— T’énerve pas, Micka... C’était dans les années 1980, Mitterand venait d’être élu. A l’époque, j’étais dans le Limousin. Un endroit très beau, dans les monts d’Ambazac, en Haute-Vienne. Une région semi-montagneuse très boisées, opulente en ruisseaux, en pâturages et en landes. Après la Seconde Guerre mondiale, durant la guerre froide, les pays riches s’étaient engagés dans une course folle pour fabriquer la bombe atomique. Pour cela il fallait exploiter l’uranium. Le sous-sol français en est riche, surtout dans le nord-est du Limousin, à environ 15 kilomètres de Limoges. On a entrepris une vaste prospection et on a ouvert un très bon filon, en 1948, le filon « Henriette ». Puis de nombreux autres gisements.

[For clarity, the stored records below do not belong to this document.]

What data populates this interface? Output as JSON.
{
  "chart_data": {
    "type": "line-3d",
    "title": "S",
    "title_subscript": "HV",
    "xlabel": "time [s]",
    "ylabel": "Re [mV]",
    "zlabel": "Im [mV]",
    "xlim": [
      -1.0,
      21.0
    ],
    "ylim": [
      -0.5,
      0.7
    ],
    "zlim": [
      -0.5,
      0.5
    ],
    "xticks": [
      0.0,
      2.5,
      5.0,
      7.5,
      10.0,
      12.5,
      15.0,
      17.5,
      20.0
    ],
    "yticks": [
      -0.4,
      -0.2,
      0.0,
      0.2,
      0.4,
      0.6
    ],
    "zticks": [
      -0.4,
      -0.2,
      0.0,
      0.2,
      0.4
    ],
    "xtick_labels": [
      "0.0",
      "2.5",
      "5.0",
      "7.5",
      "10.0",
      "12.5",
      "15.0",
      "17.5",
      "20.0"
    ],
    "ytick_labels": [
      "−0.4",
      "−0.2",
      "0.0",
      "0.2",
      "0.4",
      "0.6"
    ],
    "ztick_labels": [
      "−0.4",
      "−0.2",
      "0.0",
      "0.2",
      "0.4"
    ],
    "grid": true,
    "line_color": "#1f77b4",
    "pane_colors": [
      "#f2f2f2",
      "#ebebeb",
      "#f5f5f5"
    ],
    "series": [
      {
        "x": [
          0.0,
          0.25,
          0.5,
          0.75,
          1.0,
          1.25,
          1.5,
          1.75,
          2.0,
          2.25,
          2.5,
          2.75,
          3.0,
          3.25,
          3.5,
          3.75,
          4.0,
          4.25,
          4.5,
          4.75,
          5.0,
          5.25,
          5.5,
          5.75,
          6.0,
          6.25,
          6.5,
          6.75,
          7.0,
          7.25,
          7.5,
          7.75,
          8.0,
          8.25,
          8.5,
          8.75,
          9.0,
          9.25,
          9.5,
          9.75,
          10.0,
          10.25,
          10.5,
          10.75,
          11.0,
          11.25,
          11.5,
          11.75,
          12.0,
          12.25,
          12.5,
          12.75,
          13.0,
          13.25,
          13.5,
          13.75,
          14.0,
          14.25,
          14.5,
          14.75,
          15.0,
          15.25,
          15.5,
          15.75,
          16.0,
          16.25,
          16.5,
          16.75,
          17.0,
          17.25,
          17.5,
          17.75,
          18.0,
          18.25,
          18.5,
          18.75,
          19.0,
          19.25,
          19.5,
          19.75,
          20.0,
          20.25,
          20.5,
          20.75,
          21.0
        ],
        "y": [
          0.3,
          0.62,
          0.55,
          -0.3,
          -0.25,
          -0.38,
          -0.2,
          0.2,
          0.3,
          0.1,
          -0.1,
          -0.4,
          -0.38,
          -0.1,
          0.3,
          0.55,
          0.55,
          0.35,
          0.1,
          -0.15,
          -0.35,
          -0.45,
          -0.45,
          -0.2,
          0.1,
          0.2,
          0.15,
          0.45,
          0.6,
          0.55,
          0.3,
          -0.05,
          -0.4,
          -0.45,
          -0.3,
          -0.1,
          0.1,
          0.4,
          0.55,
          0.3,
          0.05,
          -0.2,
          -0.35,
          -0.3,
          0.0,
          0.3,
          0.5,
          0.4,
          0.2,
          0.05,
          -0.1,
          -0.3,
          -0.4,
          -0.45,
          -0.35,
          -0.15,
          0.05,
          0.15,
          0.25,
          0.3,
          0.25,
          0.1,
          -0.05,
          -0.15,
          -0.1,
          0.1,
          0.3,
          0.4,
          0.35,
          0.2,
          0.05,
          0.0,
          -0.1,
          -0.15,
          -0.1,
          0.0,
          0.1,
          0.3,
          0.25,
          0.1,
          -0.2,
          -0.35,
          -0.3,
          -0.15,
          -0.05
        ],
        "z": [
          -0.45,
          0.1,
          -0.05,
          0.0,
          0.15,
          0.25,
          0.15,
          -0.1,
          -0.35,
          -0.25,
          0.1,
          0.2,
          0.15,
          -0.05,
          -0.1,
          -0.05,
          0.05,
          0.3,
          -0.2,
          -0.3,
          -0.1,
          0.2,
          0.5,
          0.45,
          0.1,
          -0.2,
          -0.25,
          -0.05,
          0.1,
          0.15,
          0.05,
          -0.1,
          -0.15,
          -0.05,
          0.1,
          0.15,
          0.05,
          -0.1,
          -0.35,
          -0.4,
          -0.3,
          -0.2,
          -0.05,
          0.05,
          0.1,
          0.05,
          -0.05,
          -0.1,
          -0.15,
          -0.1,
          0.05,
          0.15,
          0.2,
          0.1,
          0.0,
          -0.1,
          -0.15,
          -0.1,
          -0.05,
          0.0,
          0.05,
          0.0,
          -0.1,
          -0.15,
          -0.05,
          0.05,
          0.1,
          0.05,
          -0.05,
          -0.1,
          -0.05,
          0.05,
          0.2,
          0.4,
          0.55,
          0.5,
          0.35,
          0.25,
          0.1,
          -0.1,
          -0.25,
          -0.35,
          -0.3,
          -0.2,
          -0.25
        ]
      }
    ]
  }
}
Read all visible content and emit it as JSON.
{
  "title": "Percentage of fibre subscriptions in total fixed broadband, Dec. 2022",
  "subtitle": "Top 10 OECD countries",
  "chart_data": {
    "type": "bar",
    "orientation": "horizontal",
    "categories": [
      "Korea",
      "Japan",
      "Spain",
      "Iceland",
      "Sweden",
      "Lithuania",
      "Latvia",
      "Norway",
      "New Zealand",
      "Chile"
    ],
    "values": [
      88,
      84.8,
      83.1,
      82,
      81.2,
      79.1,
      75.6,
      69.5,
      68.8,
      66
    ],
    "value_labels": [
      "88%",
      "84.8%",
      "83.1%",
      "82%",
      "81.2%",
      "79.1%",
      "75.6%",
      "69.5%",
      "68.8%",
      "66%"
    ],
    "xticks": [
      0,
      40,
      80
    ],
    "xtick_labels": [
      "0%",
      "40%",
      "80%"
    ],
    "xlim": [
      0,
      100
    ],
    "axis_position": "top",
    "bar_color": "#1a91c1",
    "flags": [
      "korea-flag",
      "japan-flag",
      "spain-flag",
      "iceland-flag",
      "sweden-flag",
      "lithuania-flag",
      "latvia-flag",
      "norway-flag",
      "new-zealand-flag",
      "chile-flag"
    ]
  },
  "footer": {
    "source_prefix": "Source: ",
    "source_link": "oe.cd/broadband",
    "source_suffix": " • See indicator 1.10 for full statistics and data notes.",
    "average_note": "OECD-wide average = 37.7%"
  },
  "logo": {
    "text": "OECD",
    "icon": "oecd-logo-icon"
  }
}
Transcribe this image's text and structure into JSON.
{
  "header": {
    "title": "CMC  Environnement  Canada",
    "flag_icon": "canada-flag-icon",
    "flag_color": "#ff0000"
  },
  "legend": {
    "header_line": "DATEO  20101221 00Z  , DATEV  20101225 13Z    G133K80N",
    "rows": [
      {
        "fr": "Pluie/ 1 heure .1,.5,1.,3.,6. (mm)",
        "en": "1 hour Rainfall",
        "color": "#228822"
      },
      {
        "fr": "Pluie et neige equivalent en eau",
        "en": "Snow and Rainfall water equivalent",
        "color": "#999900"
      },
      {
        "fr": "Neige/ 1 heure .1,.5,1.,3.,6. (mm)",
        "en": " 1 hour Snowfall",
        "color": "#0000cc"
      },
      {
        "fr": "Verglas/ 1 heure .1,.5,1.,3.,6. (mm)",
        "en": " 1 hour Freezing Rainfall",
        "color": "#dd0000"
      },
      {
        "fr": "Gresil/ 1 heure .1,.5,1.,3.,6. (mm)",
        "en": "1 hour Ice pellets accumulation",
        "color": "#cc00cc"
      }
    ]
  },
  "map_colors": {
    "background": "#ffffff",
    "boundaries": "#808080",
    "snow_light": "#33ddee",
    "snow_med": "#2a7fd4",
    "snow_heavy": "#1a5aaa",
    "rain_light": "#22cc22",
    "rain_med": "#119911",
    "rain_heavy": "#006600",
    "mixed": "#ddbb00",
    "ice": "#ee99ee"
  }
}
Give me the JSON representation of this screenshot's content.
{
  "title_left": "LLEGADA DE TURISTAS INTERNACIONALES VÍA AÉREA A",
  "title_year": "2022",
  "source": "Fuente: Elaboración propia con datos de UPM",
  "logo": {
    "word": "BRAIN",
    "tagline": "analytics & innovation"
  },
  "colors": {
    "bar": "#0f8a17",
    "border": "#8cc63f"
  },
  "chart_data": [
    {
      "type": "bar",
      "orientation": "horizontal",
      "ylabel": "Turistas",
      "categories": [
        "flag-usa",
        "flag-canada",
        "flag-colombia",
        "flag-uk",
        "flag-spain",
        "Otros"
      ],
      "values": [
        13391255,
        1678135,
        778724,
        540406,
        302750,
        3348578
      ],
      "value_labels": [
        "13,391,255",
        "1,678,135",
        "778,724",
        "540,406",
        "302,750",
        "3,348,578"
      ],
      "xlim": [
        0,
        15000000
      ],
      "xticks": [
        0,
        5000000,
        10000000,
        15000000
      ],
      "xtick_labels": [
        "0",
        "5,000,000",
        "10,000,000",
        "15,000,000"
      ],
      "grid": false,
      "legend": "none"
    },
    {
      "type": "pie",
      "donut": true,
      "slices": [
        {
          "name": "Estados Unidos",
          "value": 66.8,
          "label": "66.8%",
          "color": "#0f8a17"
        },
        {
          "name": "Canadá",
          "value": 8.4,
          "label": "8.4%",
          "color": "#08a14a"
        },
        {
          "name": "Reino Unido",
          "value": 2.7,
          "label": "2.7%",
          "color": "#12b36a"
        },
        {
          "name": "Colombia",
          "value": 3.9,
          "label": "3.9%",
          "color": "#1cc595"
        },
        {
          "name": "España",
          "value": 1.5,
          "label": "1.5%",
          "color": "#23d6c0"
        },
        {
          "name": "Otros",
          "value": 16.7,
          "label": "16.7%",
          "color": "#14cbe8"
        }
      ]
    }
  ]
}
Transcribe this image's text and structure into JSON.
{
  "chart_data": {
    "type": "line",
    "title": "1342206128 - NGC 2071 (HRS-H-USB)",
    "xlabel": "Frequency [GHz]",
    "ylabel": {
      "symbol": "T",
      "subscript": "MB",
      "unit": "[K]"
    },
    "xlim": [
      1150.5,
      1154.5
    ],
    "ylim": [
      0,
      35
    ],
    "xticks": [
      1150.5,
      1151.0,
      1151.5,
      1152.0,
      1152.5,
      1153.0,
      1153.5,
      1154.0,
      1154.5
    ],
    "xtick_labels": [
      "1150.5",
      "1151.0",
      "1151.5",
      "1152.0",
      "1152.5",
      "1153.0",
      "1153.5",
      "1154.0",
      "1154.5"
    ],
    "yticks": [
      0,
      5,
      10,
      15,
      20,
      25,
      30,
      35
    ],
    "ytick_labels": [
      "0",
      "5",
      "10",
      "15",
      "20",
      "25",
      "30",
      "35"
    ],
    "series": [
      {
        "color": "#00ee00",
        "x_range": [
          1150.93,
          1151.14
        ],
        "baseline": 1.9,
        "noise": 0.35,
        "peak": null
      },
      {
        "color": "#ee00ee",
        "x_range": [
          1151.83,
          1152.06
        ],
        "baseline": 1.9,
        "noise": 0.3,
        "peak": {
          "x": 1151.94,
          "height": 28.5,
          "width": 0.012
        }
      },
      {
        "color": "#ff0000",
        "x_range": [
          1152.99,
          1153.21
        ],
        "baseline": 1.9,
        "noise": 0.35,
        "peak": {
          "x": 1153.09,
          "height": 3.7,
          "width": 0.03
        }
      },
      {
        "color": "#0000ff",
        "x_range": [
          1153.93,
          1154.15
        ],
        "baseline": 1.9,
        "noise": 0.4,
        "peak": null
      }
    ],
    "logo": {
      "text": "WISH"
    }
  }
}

Le CEA, tu sais ce que c’est ?
— Oui, je sais : le Commissariat à l’énergie atomique.
— C’est ça... T’as pas fait des études pour rien, Micka. Le CEA s’est solidement implanté dans cette région. Plus tard, il a fallu donner à bouffer aux centrales nucléaires. Faut que tu comprennes un truc : seule une faible partie du minerai était traité dans l’usine de Bessines pour récupérer l’uranium.
— Bessines ?
— Oui, c’est une petite ville située à une trentaine de kilomètres au nord de Limoges... Ce qu’on cherchait à produire ; c’était le yellow cake, bien plus précieux que l’or, mon pote, qui était ensuite envoyé dans des usines de transformation. Mais pour obtenir ce substrat radioactif à 80 %, il faut remuer ciel et terre ! Et cela donne des tonnes de déchets. Plus de 300 millions de tonnes ! Tu vois le truc ?
— Je vois, mais ces gens, les Bost !!
— Attends un peu... Il y a d’abord les stériles, ces roches extraites qui contiennent trop peu d’uranium que l’on ne traite pas et qui finissent en sorte de terrils... radioactifs. Car ils n’ont de « stérile » que le nom. Mais il y a pire. Le traitement du minerai dans l’usine engendre des déchets bien plus nocifs que les stériles. Le métal doit être séparé de sa gangue...
[...]
— ...La gangue... Il y a les fameux résidus de traitement... Une sorte de boue rosâtre très riche en radium. Or tous ces déchets qui contiennent les « descendants » radioactifs de l’uranium, notoirement radiotoxiques, il fallait s’en débarrasser... Tu me suis ? Et à moindres frais. Après le CEA, c’est la Cogema qui a pris la suite.